For men with non-obstructive azoospermia (NOA) who want to conceive a biological child, testicular sperm extraction (TESE) is the only option. Couples must make a few decisions about the surgical approach:
- Microsurgical TESE (mTESE), now the gold standard because of higher success rates vs. conventional TESE (cTESE), which is less time intensive, less costly, and does not require microsurgical expertise or access to a surgical microscope. It can be performed in conjunction with programmed ovulation induction and oocyte retrieval vs. frozen TESE, performed electively with a plan to use thawed sperm for intracytoplasmic sperm injection (ICSI) at a future date
- Conventional TESE, which also can be performed frozen vs. fresh
Most U.S. residents have to bear the costs of TESE out-of-pocket, so researchers at Brigham and Women’s Hospital recently constructed a computer model for financial decision analysis. They concluded frozen mTESE was always the most financially optimal decision regardless of microsurgical testicular sperm extraction cost and the couple’s willingness to pay.

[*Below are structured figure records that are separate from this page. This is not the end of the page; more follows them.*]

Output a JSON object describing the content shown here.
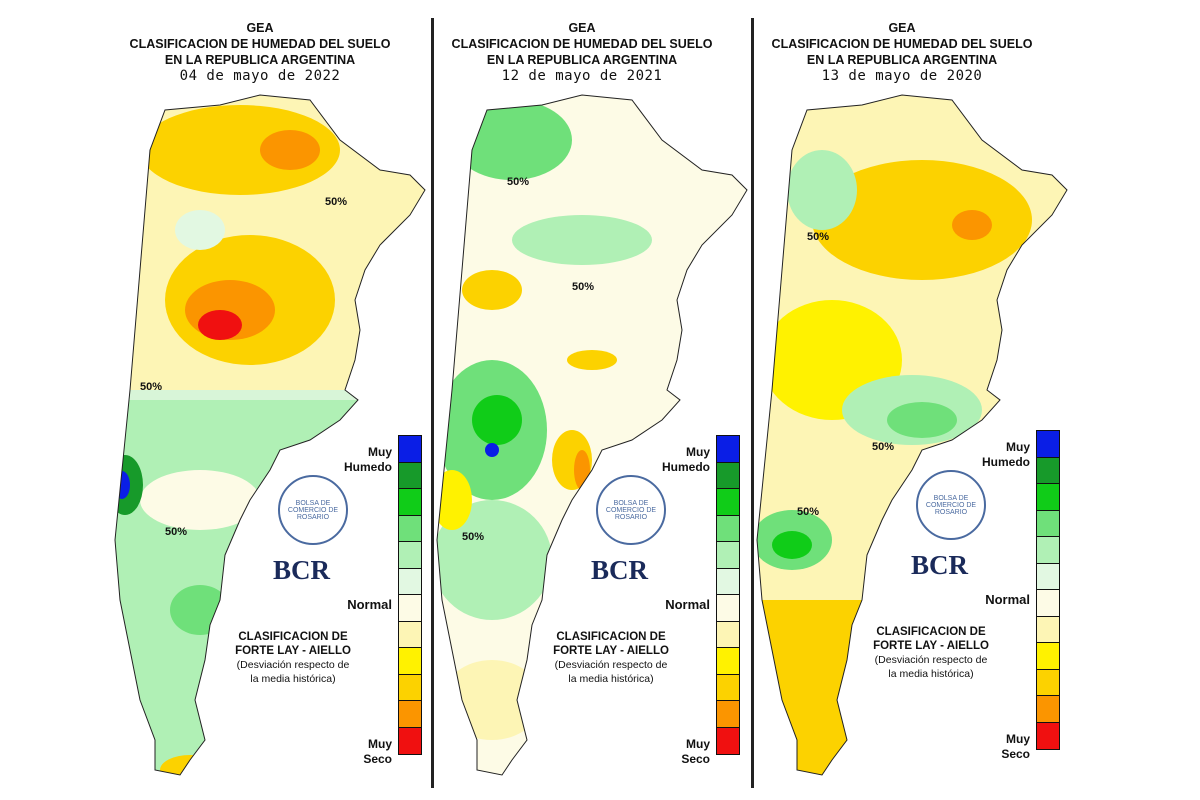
{
  "panels": [
    {
      "title_1": "GEA",
      "title_2": "CLASIFICACION DE HUMEDAD DEL SUELO",
      "title_3": "EN LA REPUBLICA ARGENTINA",
      "date": "04 de mayo de 2022",
      "contour_label": "50%"
    },
    {
      "title_1": "GEA",
      "title_2": "CLASIFICACION DE HUMEDAD DEL SUELO",
      "title_3": "EN LA REPUBLICA ARGENTINA",
      "date": "12 de mayo de 2021",
      "contour_label": "50%"
    },
    {
      "title_1": "GEA",
      "title_2": "CLASIFICACION DE HUMEDAD DEL SUELO",
      "title_3": "EN LA REPUBLICA ARGENTINA",
      "date": "13 de mayo de 2020",
      "contour_label": "50%"
    }
  ],
  "legend": {
    "top_label_1": "Muy",
    "top_label_2": "Humedo",
    "mid_label": "Normal",
    "bottom_label_1": "Muy",
    "bottom_label_2": "Seco",
    "colors": [
      "#0a1ee6",
      "#179a2a",
      "#10cc18",
      "#6fe07a",
      "#b0f0b5",
      "#e2f8e2",
      "#fdfbe6",
      "#fdf5b5",
      "#fff200",
      "#fcd200",
      "#fb9500",
      "#f01010"
    ]
  },
  "logo": {
    "text": "BOLSA DE COMERCIO DE ROSARIO",
    "brand": "BCR"
  },
  "classification": {
    "line_1": "CLASIFICACION DE",
    "line_2": "FORTE LAY - AIELLO",
    "line_3": "(Desviación respecto de",
    "line_4": "la media histórica)"
  }
}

The researchers created a decision tree comparing five surgical approaches:
- Fresh cTESE with and without backup sperm cryopreservation for later use
- Fresh mTESE with and without back-up cryopreservation
- Frozen mTESE
Frozen cTESE was not examined given the relative rarity of that approach.

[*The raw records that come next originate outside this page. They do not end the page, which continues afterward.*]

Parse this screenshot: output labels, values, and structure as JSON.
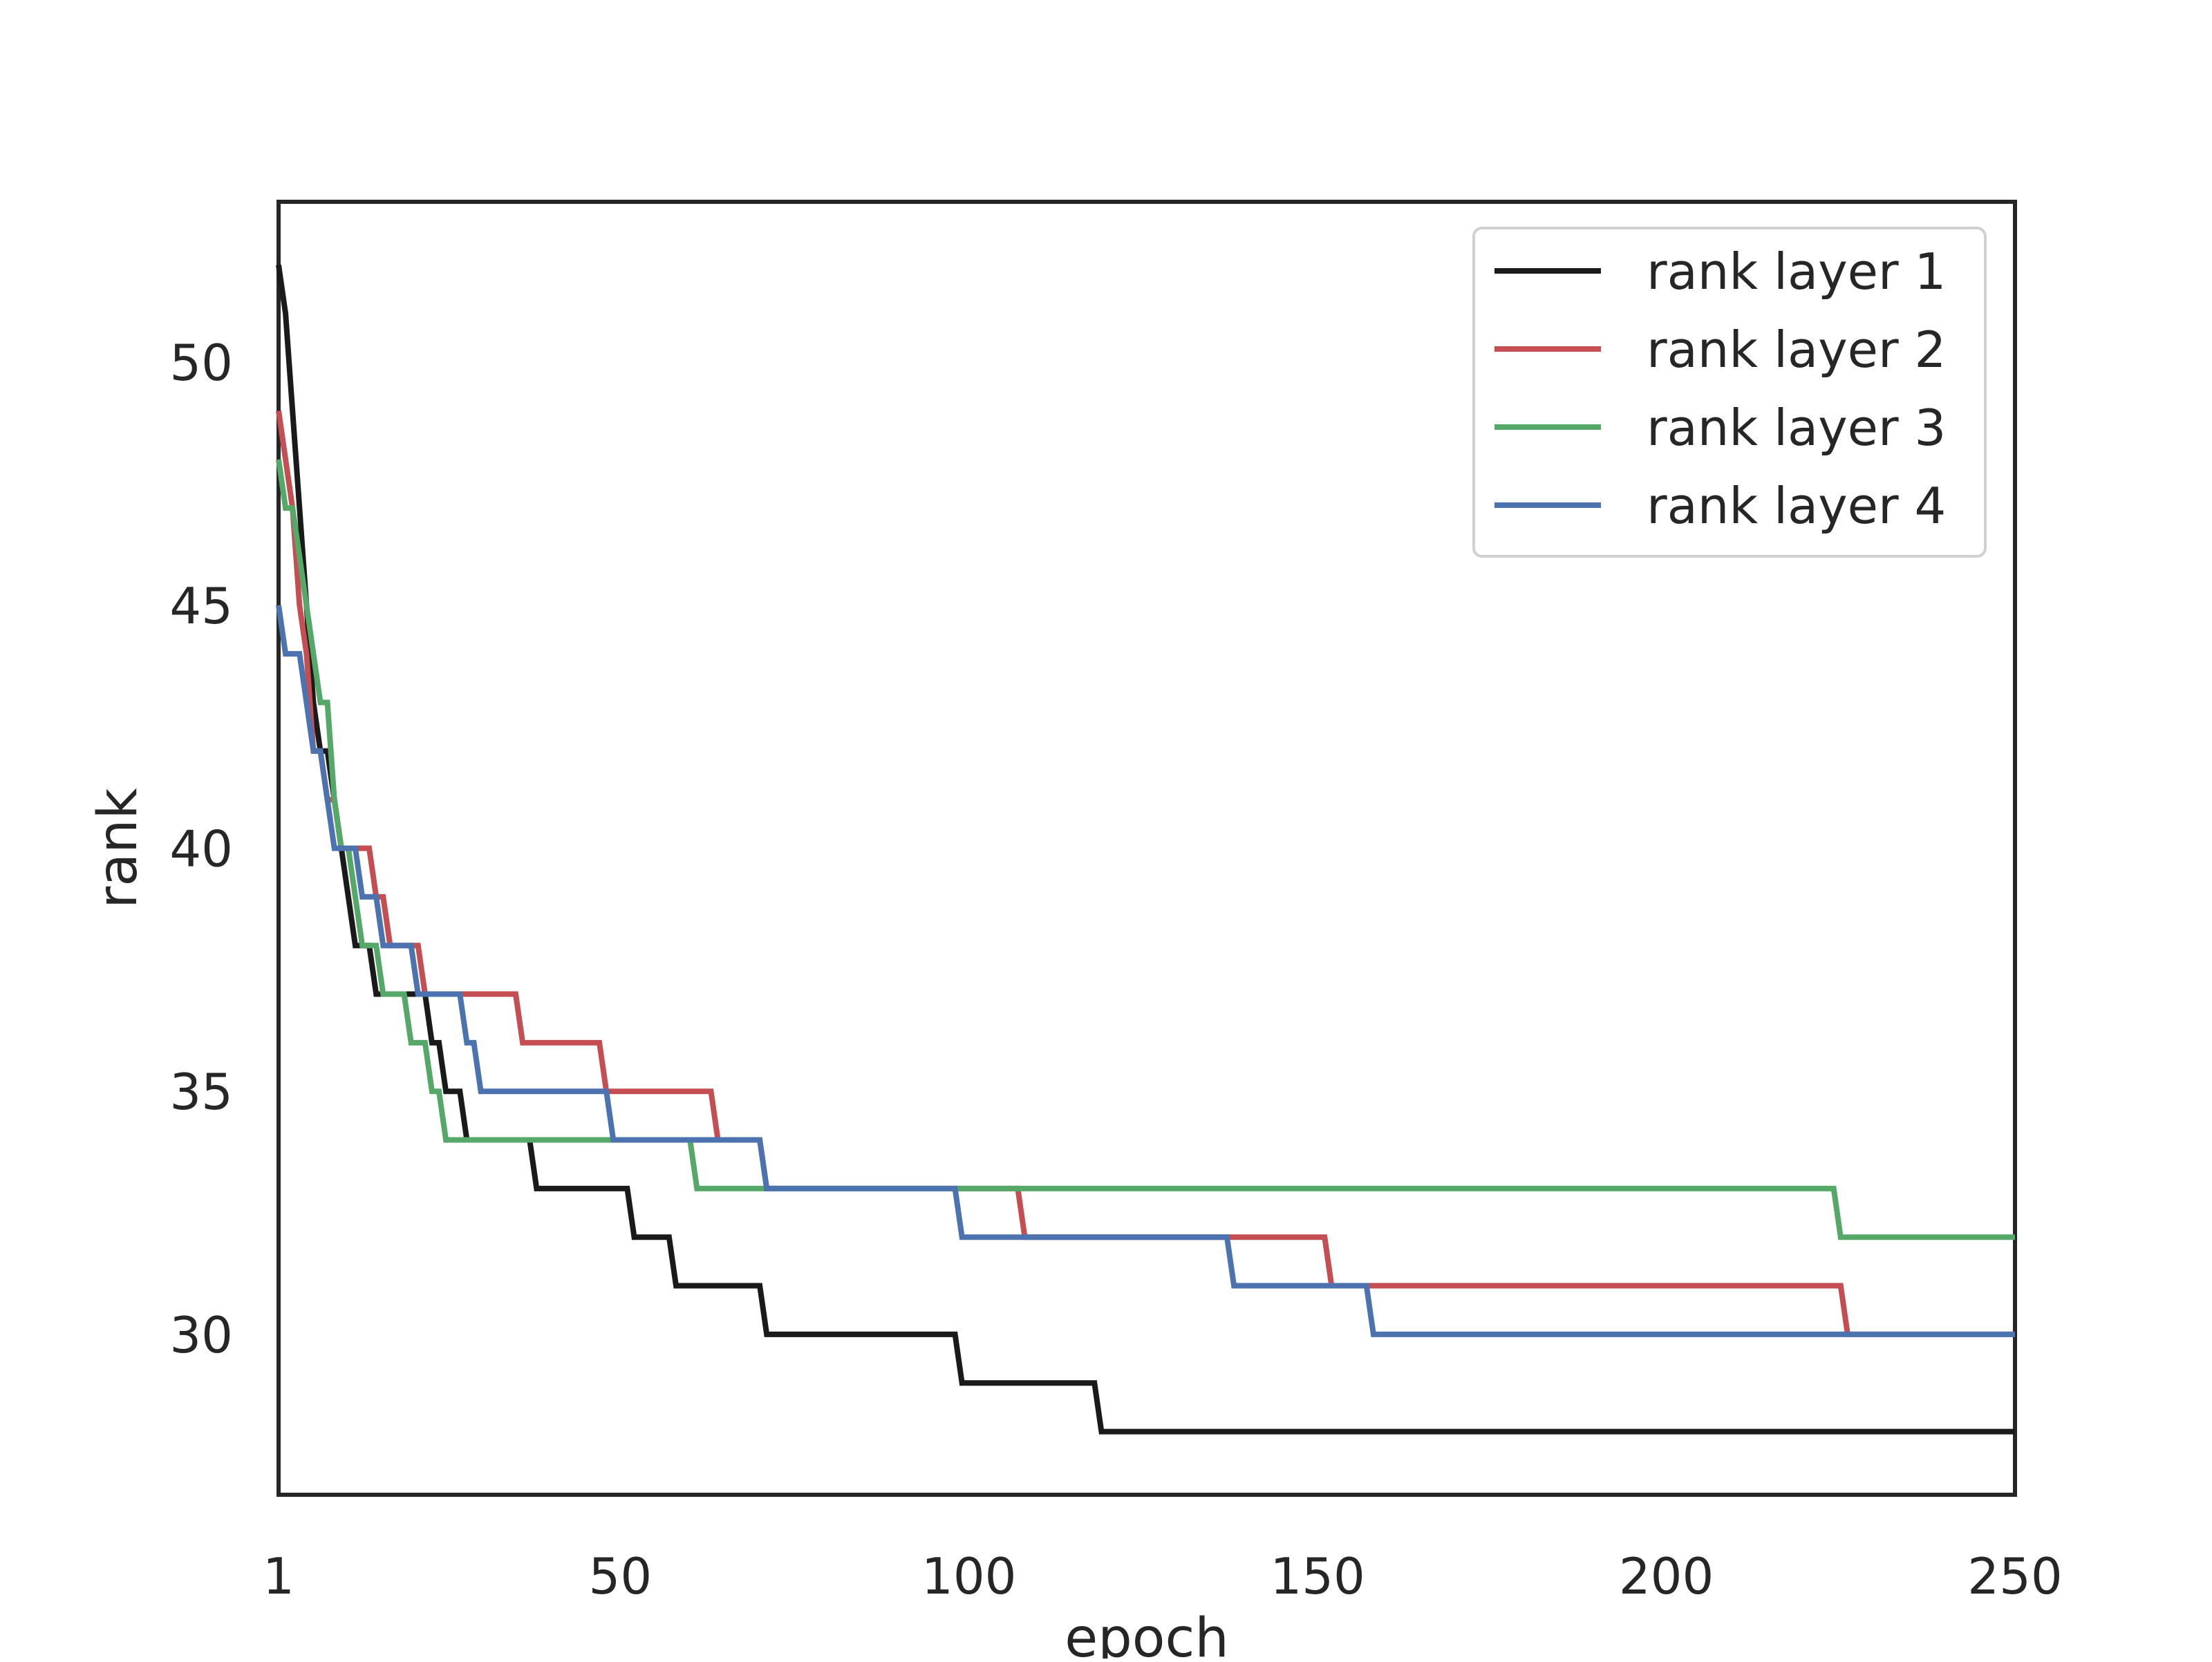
{
  "chart_data": {
    "type": "line",
    "title": "",
    "xlabel": "epoch",
    "ylabel": "rank",
    "xlim": [
      1,
      250
    ],
    "ylim": [
      26.7,
      53.3
    ],
    "xticks": [
      1,
      50,
      100,
      150,
      200,
      250
    ],
    "xtick_labels": [
      "1",
      "50",
      "100",
      "150",
      "200",
      "250"
    ],
    "yticks": [
      30,
      35,
      40,
      45,
      50
    ],
    "ytick_labels": [
      "30",
      "35",
      "40",
      "45",
      "50"
    ],
    "grid": false,
    "legend_position": "top-right",
    "series": [
      {
        "name": "rank layer 1",
        "color": "#1a1a1a",
        "x": [
          1,
          2,
          3,
          4,
          5,
          6,
          7,
          8,
          9,
          10,
          11,
          12,
          13,
          14,
          15,
          16,
          17,
          18,
          19,
          20,
          21,
          22,
          23,
          24,
          25,
          26,
          27,
          28,
          29,
          30,
          37,
          38,
          51,
          52,
          57,
          58,
          70,
          71,
          98,
          99,
          118,
          119,
          250
        ],
        "y": [
          52,
          51,
          49,
          47,
          45,
          43,
          42,
          42,
          41,
          40,
          39,
          38,
          38,
          38,
          37,
          37,
          37,
          37,
          37,
          37,
          37,
          37,
          36,
          36,
          35,
          35,
          35,
          34,
          34,
          34,
          34,
          33,
          33,
          32,
          32,
          31,
          31,
          30,
          30,
          29,
          29,
          28,
          28
        ]
      },
      {
        "name": "rank layer 2",
        "color": "#c44e52",
        "x": [
          1,
          2,
          3,
          4,
          5,
          6,
          7,
          8,
          9,
          10,
          11,
          12,
          13,
          14,
          15,
          16,
          17,
          18,
          19,
          20,
          21,
          22,
          35,
          36,
          47,
          48,
          63,
          64,
          70,
          71,
          107,
          108,
          151,
          152,
          225,
          226,
          250
        ],
        "y": [
          49,
          48,
          47,
          45,
          44,
          42,
          42,
          41,
          41,
          40,
          40,
          40,
          40,
          40,
          39,
          39,
          38,
          38,
          38,
          38,
          38,
          37,
          37,
          36,
          36,
          35,
          35,
          34,
          34,
          33,
          33,
          32,
          32,
          31,
          31,
          30,
          30
        ]
      },
      {
        "name": "rank layer 3",
        "color": "#55a868",
        "x": [
          1,
          2,
          3,
          4,
          5,
          6,
          7,
          8,
          9,
          10,
          11,
          12,
          13,
          14,
          15,
          16,
          17,
          18,
          19,
          20,
          21,
          22,
          23,
          24,
          25,
          26,
          60,
          61,
          224,
          225,
          250
        ],
        "y": [
          48,
          47,
          47,
          46,
          45,
          44,
          43,
          43,
          41,
          40,
          40,
          39,
          38,
          38,
          38,
          37,
          37,
          37,
          37,
          36,
          36,
          36,
          35,
          35,
          34,
          34,
          34,
          33,
          33,
          32,
          32
        ]
      },
      {
        "name": "rank layer 4",
        "color": "#4c72b0",
        "x": [
          1,
          2,
          3,
          4,
          5,
          6,
          7,
          8,
          9,
          10,
          11,
          12,
          13,
          14,
          15,
          16,
          17,
          18,
          19,
          20,
          21,
          27,
          28,
          29,
          30,
          48,
          49,
          70,
          71,
          98,
          99,
          137,
          138,
          157,
          158,
          250
        ],
        "y": [
          45,
          44,
          44,
          44,
          43,
          42,
          42,
          41,
          40,
          40,
          40,
          40,
          39,
          39,
          39,
          38,
          38,
          38,
          38,
          38,
          37,
          37,
          36,
          36,
          35,
          35,
          34,
          34,
          33,
          33,
          32,
          32,
          31,
          31,
          30,
          30
        ]
      }
    ]
  }
}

Success was defined as pregnancy after one ICSI cycle. The model assumed a lack of insurance coverage for assisted reproductive therapies.
Surgical sperm retrieval rates, out-of-pocket costs for various surgical approaches, the risk of post-thaw cellular loss following sperm cryopreservation, sperm processing costs, and storage costs were estimated based on a systematic literature review.
In the base scenario, willingness to pay for pregnancy after one cycle of IVF/ICSI was assumed to be $8,000, reflecting an average from a 2006 study published in Fertility and Sterility that was converted to 2020 dollars. The model predicted the net loss for a couple as follows:
−$17,523 for fresh mTESE
−$17,545 for fresh cTESE
−$9,624 for frozen mTESE
−$18,210 for fresh mTESE with cryopreservation
−$17,991 for fresh cTESE with cryopreservation
In sensitivity analyses where willingness to pay and mTESE cost were varied, frozen mTESE was always associated with the lowest expected net loss.
Because frozen mTESE dominated all other options, the team performed subcategory sensitivity analyses in which the comparisons were more restricted. Willingness to pay varied from $4,000 to $20,000, and out-of-pocket costs for mTESE varied from $1,000 to $9,000:
- Fresh mTESE vs. fresh cTESE—Except in two scenarios with low willingness to pay, mTESE was consistently associated with lower expected net loss than cTESE, which is not surprising given the higher probability of successful sperm retrieval with mTESE
- Fresh mTESE with cryopreservation vs. fresh cTESE with cryopreservation—Interestingly, scenarios with decreasing willingness to pay and lower mTESE costs favored cTESE over mTESE
Accounting for IVF Costs
The costs of assisted reproduction are more significant contributors to the financial burden of mTESE and cTESE than the cost of sperm retrieval. Therefore, the team conducted an analysis in which IVF costs and willingness to pay were varied. mTESE cost was fixed at $4,000, and cTESE cost was fixed at the base value of $788. For all scenarios, frozen mTESE was more financially optimal than fresh cTESE.
A Tip for Clinics
In this study, fresh cTESE with cryopreservation dominated scenarios in which both willingness to pay and the cost of fresh mTESE with cryopreservation were lower. Since cTESE is typically less expensive than mTESE, couples with a lower willingness to pay should consider opting for cTESE despite the decreased probability of successful sperm retrieval.